Les Écritures occupent une place primordiale dans l'identité anglicane. Les formules de la Réforme de l'Église d'Angleterre—en particulier les Trente-Neuf Articles (canonisés en 1571)—affirment que les Écritures sont la règle ultime de foi et de pratique, une position partagée avec de nombreuses traditions protestantes continentales. Les anglicans revendiquent également un héritage liturgique et théologique dans le Livre de la prière commune (publié pour la première fois en 1549, avec des révisions majeures en 1552 et l'édition standard durable de 1662), qui organise le culte public, la catéchèse et le langage commun sur la doctrine. De nombreuses provinces ont depuis produit leurs propres liturgies autorisées—des exemples incluent le Livre de la prière commune de 1979 dans l'Église épiscopale (États-Unis) et Common Worship (2000) dans l'Église d'Angleterre—pourtant, le BCP demeure une référence pour la théologie liturgique et la pratique pastorale dans de nombreux contextes.
En même temps, les Trente-Neuf Articles et d'autres formules n'étaient pas destinés à être des créeds modernes exhaustifs mais des jalons doctrinaux produits dans des controverses historiques spécifiques. L'Article XXII et des déclarations connexes ont été rédigés dans le turbulent milieu du seizième siècle au milieu des débats sur les sacrements et l'autorité ecclésiastique.
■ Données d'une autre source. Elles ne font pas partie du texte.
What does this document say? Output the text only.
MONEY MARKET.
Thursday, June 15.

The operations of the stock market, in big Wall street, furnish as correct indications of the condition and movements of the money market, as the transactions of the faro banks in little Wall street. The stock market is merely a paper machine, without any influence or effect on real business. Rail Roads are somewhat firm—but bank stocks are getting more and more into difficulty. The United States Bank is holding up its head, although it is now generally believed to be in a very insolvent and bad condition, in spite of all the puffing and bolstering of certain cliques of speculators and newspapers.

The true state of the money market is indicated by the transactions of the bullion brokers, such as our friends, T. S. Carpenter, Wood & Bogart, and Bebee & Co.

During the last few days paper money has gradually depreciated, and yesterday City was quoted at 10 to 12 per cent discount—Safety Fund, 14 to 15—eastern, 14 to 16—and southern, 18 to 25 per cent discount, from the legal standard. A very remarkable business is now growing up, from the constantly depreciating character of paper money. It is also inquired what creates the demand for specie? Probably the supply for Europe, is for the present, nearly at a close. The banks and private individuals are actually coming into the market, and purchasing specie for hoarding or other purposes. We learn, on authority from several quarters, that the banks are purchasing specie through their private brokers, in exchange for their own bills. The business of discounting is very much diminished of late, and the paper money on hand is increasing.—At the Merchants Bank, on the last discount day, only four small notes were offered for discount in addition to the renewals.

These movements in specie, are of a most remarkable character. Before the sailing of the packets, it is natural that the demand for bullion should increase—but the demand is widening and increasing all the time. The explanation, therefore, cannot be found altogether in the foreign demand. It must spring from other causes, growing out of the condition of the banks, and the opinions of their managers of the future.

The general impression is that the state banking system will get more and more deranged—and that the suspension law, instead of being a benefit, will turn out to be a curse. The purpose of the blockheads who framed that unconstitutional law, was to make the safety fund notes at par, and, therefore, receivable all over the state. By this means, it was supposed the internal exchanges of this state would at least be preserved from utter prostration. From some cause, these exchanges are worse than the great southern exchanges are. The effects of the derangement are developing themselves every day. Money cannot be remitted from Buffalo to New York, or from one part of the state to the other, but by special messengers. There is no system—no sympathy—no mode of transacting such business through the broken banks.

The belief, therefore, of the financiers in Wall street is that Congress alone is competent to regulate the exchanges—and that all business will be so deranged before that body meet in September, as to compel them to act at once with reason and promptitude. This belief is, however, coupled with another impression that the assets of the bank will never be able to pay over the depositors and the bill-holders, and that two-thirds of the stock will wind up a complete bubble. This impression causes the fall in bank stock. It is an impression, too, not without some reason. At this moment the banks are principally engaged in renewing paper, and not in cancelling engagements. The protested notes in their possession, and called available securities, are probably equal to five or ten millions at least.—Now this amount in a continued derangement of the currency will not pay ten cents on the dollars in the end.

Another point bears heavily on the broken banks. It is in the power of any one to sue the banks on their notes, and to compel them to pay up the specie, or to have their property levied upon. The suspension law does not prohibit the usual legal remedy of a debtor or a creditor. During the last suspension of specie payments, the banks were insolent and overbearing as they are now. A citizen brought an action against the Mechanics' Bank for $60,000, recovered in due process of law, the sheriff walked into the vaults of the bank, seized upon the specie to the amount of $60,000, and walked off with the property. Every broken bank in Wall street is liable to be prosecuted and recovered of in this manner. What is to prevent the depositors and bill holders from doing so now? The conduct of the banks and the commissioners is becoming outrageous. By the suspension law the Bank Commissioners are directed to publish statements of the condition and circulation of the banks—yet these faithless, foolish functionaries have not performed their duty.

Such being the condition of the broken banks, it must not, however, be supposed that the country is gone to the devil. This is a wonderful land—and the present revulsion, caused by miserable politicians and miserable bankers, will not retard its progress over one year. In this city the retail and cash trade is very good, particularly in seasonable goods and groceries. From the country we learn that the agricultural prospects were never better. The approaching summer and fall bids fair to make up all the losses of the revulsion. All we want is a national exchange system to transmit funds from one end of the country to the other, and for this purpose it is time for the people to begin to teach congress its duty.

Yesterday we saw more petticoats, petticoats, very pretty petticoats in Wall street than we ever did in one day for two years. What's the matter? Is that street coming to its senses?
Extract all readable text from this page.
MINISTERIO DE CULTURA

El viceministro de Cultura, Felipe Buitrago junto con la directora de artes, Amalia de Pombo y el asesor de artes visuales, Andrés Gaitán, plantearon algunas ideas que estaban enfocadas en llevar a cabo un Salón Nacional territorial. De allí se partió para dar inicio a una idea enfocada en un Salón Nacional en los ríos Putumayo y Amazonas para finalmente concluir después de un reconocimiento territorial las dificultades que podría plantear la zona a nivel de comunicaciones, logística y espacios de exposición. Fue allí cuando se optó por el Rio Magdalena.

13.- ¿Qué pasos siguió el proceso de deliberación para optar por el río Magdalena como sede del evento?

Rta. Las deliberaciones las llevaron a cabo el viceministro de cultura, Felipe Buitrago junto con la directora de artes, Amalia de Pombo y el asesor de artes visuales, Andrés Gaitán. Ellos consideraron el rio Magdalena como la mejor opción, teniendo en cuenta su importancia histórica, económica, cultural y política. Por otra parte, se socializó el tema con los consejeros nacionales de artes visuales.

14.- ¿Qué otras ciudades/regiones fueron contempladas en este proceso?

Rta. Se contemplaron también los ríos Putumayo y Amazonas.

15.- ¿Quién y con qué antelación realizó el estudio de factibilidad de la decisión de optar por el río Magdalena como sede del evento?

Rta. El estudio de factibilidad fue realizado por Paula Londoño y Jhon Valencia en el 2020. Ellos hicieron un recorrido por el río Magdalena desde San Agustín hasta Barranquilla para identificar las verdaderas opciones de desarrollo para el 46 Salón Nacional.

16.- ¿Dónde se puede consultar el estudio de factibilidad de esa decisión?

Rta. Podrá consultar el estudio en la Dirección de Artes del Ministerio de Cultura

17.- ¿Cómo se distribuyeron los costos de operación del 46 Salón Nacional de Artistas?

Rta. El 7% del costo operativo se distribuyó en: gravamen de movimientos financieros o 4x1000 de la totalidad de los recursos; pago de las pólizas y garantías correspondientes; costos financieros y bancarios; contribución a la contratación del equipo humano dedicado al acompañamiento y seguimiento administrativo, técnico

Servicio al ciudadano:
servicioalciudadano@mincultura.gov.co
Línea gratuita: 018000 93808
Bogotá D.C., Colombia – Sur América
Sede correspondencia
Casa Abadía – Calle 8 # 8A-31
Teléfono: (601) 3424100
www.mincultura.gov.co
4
Par conséquent, de nombreux anglicans lisent ces documents comme des guides historiquement contingent plutôt que comme des confessions inflexibles, et le poids qui leur est accordé varie selon les provinces et les paroisses.
Les anglicans affirment généralement les deux grands sacrements ordonnés par le Christ—le baptême et l'eucharistie—comme des moyens centraux de grâce, tout en reconnaissant d'autres rites souvent appelés "sacramentels" (par exemple, le mariage et l'ordination). La théologie liturgique varie considérablement dans la pratique. Les paroisses anglo-catholiques, façonnées par le Mouvement d'Oxford du dix-neuvième siècle (commençant avec le sermon de John Keble en 1833 et des figures associées telles que John Henry Newman et Edward Pusey), emploient fréquemment une liturgie élaborée, des vêtements liturgiques, de l'encens et un langage qui souligne une Présence Réelle corporelle dans l'eucharistie ; les adhérents de ce courant traitent parfois la continuité épiscopale et sacramentelle comme essentielle à l'identité de l'église. Les anglicans évangéliques, héritant des emphases de Thomas Cranmer (1489–1556) et de l'ère de la Réforme, insistent généralement sur la prédication, la piété centrée sur la Bible, et des lectures de l'eucharistie qui mettent en avant la présence mémoriale ou spirituelle plutôt qu'un changement ontologique dans les éléments. Les anglicans libéraux ou progressistes intègrent souvent la recherche biblique moderne, l'éthique sociale et des perspectives expérientielles dans l'interprétation sacramentelle. Des textes liturgiques identiques—tels que les mots du service de communion dans des livres de prière largement utilisés—peuvent donc être lus dans des clés théologiques substantiellement différentes d'une paroisse à l'autre.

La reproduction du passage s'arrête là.